Do you understand, intellectually, that quite a few of your colleagues find gestures like juxtaposing the Rust logo and the LGBTQ* flag off-putting and resent being unable articulate our discomfort while all your specious complaints get addressed instantly?
We don't bear you any ill will. We just don't want your sexuality shoved in our faces. I've been hearing claims of the necessity of doing so for over a decade. It wasn't true back then and it's not true now.
There is no law of nature requiring that technology communities become platforms for celebrating certain personal identities. That's an absurd claim.
Honestly, it doesn't matter whether you understand. For over a decade, we've just wanted to be left alone. You have refused.
We won the last election. We can and will, with sadness but determination power, turn the power of the state against you and make you leave us the hell alone.
> We just don't want your sexuality shoved in our faces.
The flag simply acknowledges that certain people have the right to exist. Extrapolating anything else out of that is you being weird.
> I've been hearing claims of the necessity of doing so for over a decade.
It seems to be necessary because you want to "turn the power of the state against you". All because of a rainbow?
> We won the last election.
Did the whole of humanity have an election that I missed? Just because an election at one time and in one place went one way or the other doesn't mean much to something that is global. If you're speaking of the US Election, a certain person didn't even get 50% of the vote. So, I don't see how you act like this is some mandate that means you get to silence other people.
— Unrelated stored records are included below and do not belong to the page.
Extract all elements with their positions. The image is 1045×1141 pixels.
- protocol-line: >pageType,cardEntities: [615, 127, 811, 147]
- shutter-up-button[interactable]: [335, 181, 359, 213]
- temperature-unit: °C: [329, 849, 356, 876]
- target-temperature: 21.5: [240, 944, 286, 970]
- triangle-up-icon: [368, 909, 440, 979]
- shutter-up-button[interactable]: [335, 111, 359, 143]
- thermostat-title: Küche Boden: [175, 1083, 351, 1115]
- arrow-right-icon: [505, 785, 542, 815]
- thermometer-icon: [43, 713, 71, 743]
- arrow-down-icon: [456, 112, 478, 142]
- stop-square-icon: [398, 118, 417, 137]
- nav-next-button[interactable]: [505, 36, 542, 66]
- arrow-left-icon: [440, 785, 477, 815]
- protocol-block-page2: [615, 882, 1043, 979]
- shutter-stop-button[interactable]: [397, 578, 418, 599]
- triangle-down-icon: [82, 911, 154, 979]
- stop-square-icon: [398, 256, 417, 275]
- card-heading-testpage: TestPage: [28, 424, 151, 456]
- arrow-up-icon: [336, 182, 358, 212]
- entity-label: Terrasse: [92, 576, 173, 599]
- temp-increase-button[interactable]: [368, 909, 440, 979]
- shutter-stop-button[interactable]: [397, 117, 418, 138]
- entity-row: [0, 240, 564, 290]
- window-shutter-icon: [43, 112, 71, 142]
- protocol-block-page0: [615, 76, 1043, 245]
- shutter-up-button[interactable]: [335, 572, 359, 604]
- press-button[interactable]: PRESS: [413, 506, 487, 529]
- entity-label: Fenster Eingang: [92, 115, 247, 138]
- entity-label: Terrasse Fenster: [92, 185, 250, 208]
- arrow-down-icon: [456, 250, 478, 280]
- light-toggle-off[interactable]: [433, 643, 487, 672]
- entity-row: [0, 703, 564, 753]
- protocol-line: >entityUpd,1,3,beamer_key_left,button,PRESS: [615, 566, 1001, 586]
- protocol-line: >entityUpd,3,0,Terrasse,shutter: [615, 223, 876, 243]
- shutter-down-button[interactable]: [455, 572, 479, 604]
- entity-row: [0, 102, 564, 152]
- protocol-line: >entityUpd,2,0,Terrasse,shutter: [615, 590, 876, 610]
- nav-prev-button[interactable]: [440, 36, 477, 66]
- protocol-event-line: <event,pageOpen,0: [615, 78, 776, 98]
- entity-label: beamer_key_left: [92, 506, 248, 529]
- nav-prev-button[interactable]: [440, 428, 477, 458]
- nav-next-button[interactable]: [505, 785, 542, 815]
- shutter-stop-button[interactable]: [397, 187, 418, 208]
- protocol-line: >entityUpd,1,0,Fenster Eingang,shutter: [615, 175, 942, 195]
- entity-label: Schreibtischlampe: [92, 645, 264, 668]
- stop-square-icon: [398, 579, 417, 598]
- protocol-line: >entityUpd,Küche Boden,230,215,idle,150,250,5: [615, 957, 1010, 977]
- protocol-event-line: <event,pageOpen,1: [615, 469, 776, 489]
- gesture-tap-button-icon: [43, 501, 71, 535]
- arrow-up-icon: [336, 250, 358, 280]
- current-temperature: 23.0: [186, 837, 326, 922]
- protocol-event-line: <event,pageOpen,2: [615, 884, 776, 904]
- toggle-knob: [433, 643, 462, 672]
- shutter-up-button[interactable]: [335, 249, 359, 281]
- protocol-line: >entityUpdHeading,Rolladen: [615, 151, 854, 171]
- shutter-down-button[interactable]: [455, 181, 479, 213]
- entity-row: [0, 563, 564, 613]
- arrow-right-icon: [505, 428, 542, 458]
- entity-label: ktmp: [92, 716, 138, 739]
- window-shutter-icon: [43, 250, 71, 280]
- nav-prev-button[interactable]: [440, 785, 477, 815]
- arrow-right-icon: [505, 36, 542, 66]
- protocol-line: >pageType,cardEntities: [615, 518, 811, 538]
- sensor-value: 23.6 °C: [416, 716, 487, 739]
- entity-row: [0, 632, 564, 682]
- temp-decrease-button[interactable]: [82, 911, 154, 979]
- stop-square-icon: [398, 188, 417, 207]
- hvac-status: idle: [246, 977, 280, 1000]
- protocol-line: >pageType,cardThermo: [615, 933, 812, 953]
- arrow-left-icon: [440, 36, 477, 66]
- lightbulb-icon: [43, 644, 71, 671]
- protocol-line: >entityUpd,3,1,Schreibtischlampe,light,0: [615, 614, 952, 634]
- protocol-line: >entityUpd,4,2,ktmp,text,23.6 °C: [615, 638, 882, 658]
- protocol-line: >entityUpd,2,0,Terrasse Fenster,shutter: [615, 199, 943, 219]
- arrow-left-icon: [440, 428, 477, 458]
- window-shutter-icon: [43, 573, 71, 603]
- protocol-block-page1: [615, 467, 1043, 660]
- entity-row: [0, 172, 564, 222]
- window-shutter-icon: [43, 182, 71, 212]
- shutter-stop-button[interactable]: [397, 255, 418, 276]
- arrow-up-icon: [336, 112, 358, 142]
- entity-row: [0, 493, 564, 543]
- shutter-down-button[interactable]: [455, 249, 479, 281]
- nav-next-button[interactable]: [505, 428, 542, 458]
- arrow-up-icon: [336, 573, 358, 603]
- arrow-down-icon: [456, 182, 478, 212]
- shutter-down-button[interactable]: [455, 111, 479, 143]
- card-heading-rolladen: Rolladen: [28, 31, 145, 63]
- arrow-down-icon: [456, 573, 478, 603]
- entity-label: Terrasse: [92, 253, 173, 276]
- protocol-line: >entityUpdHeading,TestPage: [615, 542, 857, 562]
> We can and will, with sadness but determination power, turn the power of the state against you and make you leave us the hell alone.
You don't seem sad about this at all.
My small site now sports a flag because it is clear it is needed. Are you going to come after me too?
Let me put it this way: computing as a field, and programming languages in particular would not be where they are today without the hard work and dedication of LGBTQ people in particular. I mean, we have to look no further than Alan Turing to understand this at a visceral level. In his tradition, LGBTQ people flock toward this field.
The reason the flag is in the Rust discord logo isn't because people are throwing their sexuality in your face. They put that flag up as a signal that the community is safe for other like-minded people. The flag stays up because the people who built the community want it up and keep it up. So the logo isn't juxtaposed with the LGBTQ flag -- juxtaposition implies contrast. Rust is intrinsically LGBTQ because it's built by LGBTQ people. That's the essence of community and languages if anything are communities.
This is what happens when someone's mere existence in public life is considered dangerous or "your sexuality being shoved in our faces" -- they stay inside, they find community in secret places where few people go, and they put up signs to signal to others similarly situated that they are welcome.
So of course we're not gonna take the flag down, it's up for a reason! Won't come down until that reason it's up goes away.
Non sequitur and false. The US constitution only guarantees that the government won't ban your speech. Non-government entities are allowed to ban speech.